On Sat, May 9, 2020 at 2:05 PM David Nolen <dnole...@gmail.com> wrote:
Yes, ClojureScript users are JVM users.

David

On Fri, May 8, 2020 at 3:23 AM 'Steve Hicks' via Closure Library Discuss <closure-lib...@googlegroups.com> wrote:
Closure Compiler is indeed released on Maven (I assume this is the same thing you're talking about).  It's a pretty painful process and doesn't seem particularly idiomatic for JS.  Is ClojureScript's dependence on Maven an artifact of Clojure being a JVM language?

On Thu, May 7, 2020 at 6:55 AM David Nolen <dnole...@gmail.com> wrote:
A regular Maven Central release would be most welcome - even better if it was aligned with Closure Compiler releases. We've been bundling our own releases for years :)

David

On Tuesday, May 5, 2020 at 7:13:55 PM UTC-4, Stephen Hicks wrote:
The full picture is still developing, but we're considering it a firm requirement that Closure JS sources be shipped in some form usable with Closure Compiler by existing users, without requiring TypeScript, tsickle, or clutz.  Likely this will involve using tsickle as part of the build/publish process.  That said, we do want to get away from including generated files directly in the GitHub master, so it's not clear exactly where these would live.  Possibilities include (1) an NPM package, (2) a separate GitHub branch that can be pushed via CI, or (3) downloadable as an archive.  Do any of these options work better or worse for anyone?  Ultimately we want to make sure that the master sources are in TS and usable by idiomatic TS workflows, but are committed to keeping Closure-optimizable JS sources available for the foreseeable future.

On Tue, May 5, 2020 at 8:36 AM David Nolen <dnole...@gmail.com> wrote:
On Monday, May 4, 2020 at 7:17:37 PM UTC-4, Stephen Hicks wrote:

On the Closure Library side, we're working on migrating the core to TypeScript and are interested in learning about how folks are using the open-source library that might influence what we could do to make it usable for other workflows and project structures (e.g. loading via NPM vs git submodules, debug loader vs bundler, etc).

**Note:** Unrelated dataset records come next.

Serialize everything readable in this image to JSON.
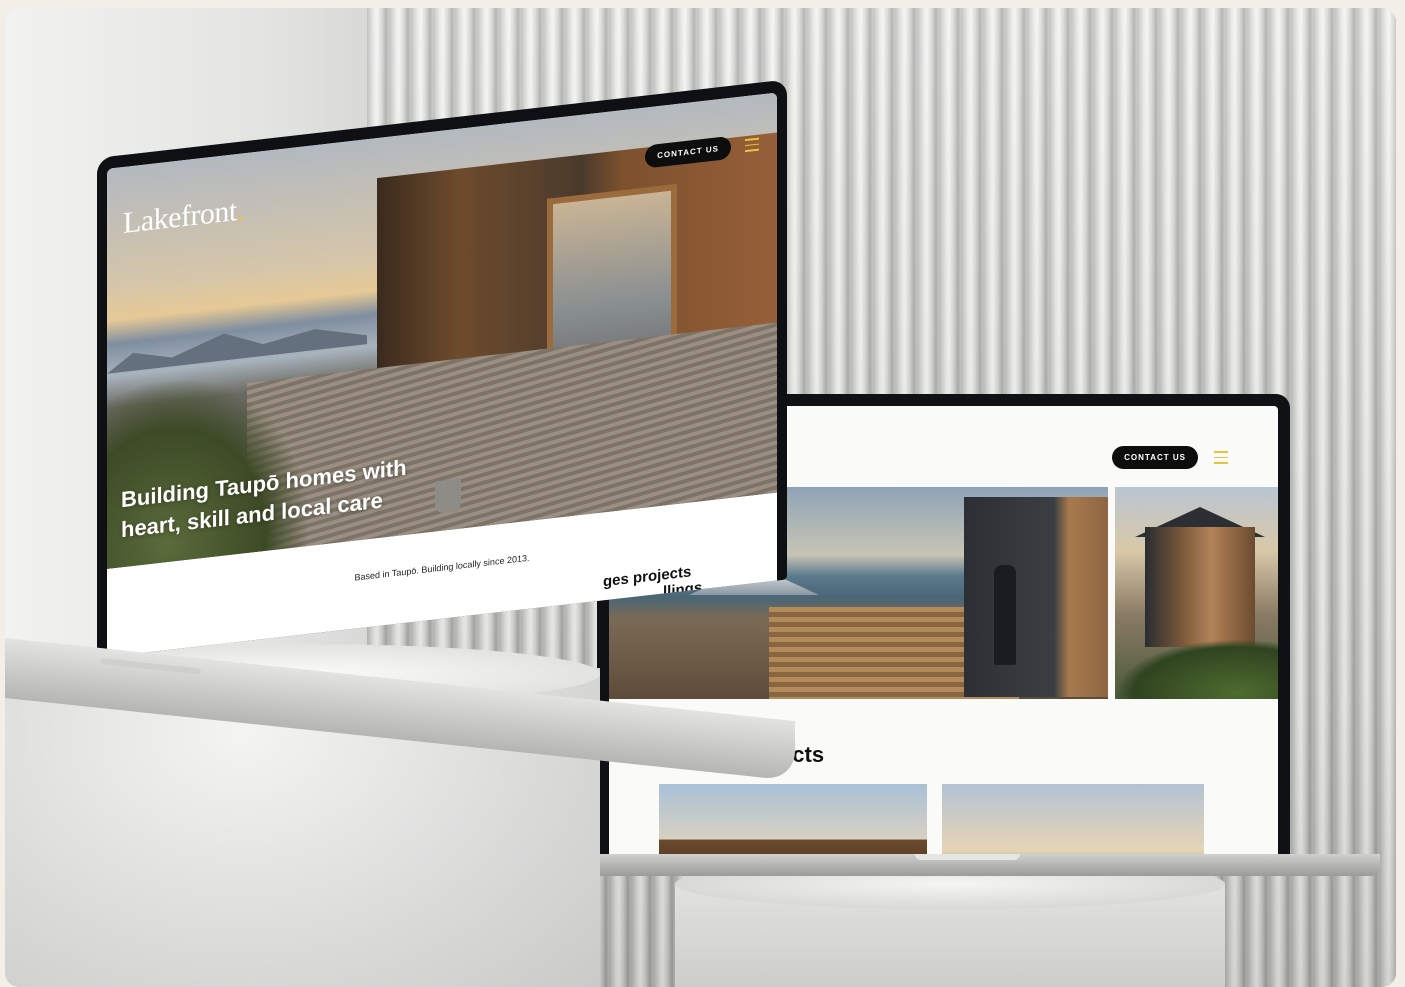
{
  "left_site": {
    "brand": "Lakefront",
    "brand_dot": ".",
    "contact_label": "CONTACT US",
    "hero_heading": "Building Taupō homes with heart, skill and local care",
    "tagline": "Based in Taupō. Building locally since 2013.",
    "peek_text_1": "ges projects",
    "peek_text_2": "llings"
  },
  "right_site": {
    "contact_label": "CONTACT US",
    "section_title": "Recent projects"
  },
  "colors": {
    "accent": "#e8c63b",
    "button_bg": "#0d0d0d"
  },
  "icons": [
    "hamburger-menu-icon"
  ]
}
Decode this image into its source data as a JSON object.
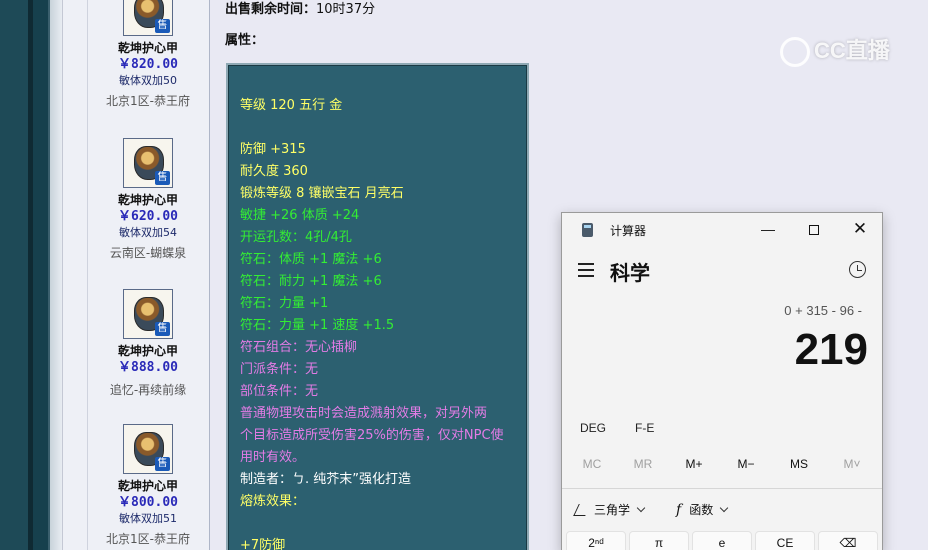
{
  "listing": {
    "items": [
      {
        "name": "乾坤护心甲",
        "price": "￥820.00",
        "tag": "敏体双加50",
        "server": "北京1区-恭王府",
        "badge": "售"
      },
      {
        "name": "乾坤护心甲",
        "price": "￥620.00",
        "tag": "敏体双加54",
        "server": "云南区-蝴蝶泉",
        "badge": "售"
      },
      {
        "name": "乾坤护心甲",
        "price": "￥888.00",
        "tag": "",
        "server": "追忆-再续前缘",
        "badge": "售"
      },
      {
        "name": "乾坤护心甲",
        "price": "￥800.00",
        "tag": "敏体双加51",
        "server": "北京1区-恭王府",
        "badge": "售"
      }
    ]
  },
  "detail": {
    "timer_label": "出售剩余时间：",
    "timer_value": "10时37分",
    "attr_label": "属性：",
    "attributes": [
      {
        "text": "等级 120 五行 金",
        "color": "yellow"
      },
      {
        "text": "",
        "color": "yellow"
      },
      {
        "text": "防御 +315",
        "color": "yellow"
      },
      {
        "text": "耐久度 360",
        "color": "yellow"
      },
      {
        "text": "锻炼等级 8 镶嵌宝石 月亮石",
        "color": "yellow"
      },
      {
        "text": "敏捷 +26 体质 +24",
        "color": "green"
      },
      {
        "text": "开运孔数：4孔/4孔",
        "color": "green"
      },
      {
        "text": "符石：体质 +1 魔法 +6",
        "color": "green"
      },
      {
        "text": "符石：耐力 +1 魔法 +6",
        "color": "green"
      },
      {
        "text": "符石：力量 +1",
        "color": "green"
      },
      {
        "text": "符石：力量 +1 速度 +1.5",
        "color": "green"
      },
      {
        "text": "符石组合：无心插柳",
        "color": "purple"
      },
      {
        "text": "门派条件：无",
        "color": "purple"
      },
      {
        "text": "部位条件：无",
        "color": "purple"
      },
      {
        "text": "普通物理攻击时会造成溅射效果，对另外两",
        "color": "purple"
      },
      {
        "text": "个目标造成所受伤害25%的伤害，仅对NPC使",
        "color": "purple"
      },
      {
        "text": "用时有效。",
        "color": "purple"
      },
      {
        "text": "制造者：ㄅ. 纯芥末”强化打造",
        "color": "white"
      },
      {
        "text": "熔炼效果：",
        "color": "yellow"
      },
      {
        "text": "",
        "color": "yellow"
      },
      {
        "text": "+7防御",
        "color": "yellow"
      }
    ]
  },
  "watermark": {
    "text": "CC直播"
  },
  "calculator": {
    "app_title": "计算器",
    "mode": "科学",
    "expression": "0 + 315 - 96 -",
    "display": "219",
    "angle_unit": "DEG",
    "fe_label": "F-E",
    "memory": [
      "MC",
      "MR",
      "M+",
      "M−",
      "MS",
      "M˅"
    ],
    "trig_label": "三角学",
    "func_label": "函数",
    "keys": [
      "2ⁿᵈ",
      "π",
      "e",
      "CE",
      "⌫"
    ],
    "window_buttons": {
      "minimize": "—",
      "maximize": "□",
      "close": "✕"
    }
  },
  "colors": {
    "yellow": "#ffff66",
    "green": "#33ee33",
    "purple": "#e37ce6",
    "white": "#ffffff",
    "attr_bg": "#2c6070",
    "price": "#2a2ab8"
  }
}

What is the migration strategy for Closure Compiler users that previously expected to consume GCL trivially? Will we need to run TypeScript first and then only use Closure Compiler for production builds? For users who integrated more tightly with Closure Compiler for custom workflows, would you first transpile all of GCL to a form suitable for Closure Compiler consumption? Or will you all provide GCL both as TypeScript and a form that is GCC ready? Just wondering how tree shaking is supposed to work in this context, etc.